The country’s largest trade union, IG Metall, recently approved a 3.4 percent wage hike for Germany’s southwest region, which is the home bases of automakers such as Daimler and Porsche.

The union, which has a workforce representation of 3.7 million employees, previously proposed a 5.5 percent salary increase for the current year, claiming the growth registered lately justified the claim. On the other hand the companies offered a pay surge of just 2.2 percent from March 1. The deals made in the region are usually a good indicator for templates that would see agreements all over Germany. “This is, by a wide margin, the biggest real wage increase for years,” commented employer association Suedwestmetall president Stefan Wolf, calling it painful for the companies. According to the union, a series of token strikes was organized last month to give weight to their pay demands – approximately 100,000 workers embarked on warning strikes at 480 factories, most of them located in the southwestern state of Baden-Wuerttemberg.

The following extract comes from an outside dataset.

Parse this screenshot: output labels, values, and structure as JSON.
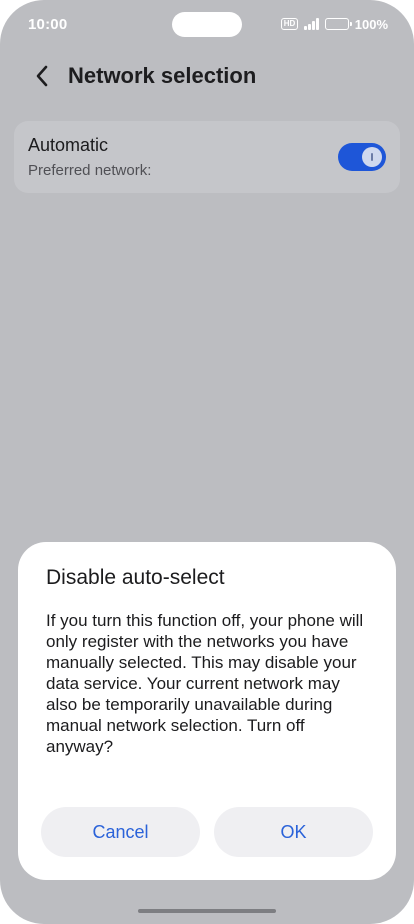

“This deal guarantees that the most important engine of the economy at the moment, private consumption, will continue to perform at a high level,” said Roman Zitzelsberger, head of IG Metall’s Baden-Wuerttemberg unit. He added that after marathon negotiations the agreement was a “satisfactory compromise.” The salary spike is at least three times above the level of the country’s inflation rate, which averaged 0.9 percent last year. The metalworkers union and the Suedwestmetall employers association also shook hands on a one-time payment of 150 euros, part-time conditions for senior workers and job-related training for employees in Baden-Wuerttemberg. The industrial and carmaking hub is also the home for the largest auto supplier in the world – Robert Bosch GmbH.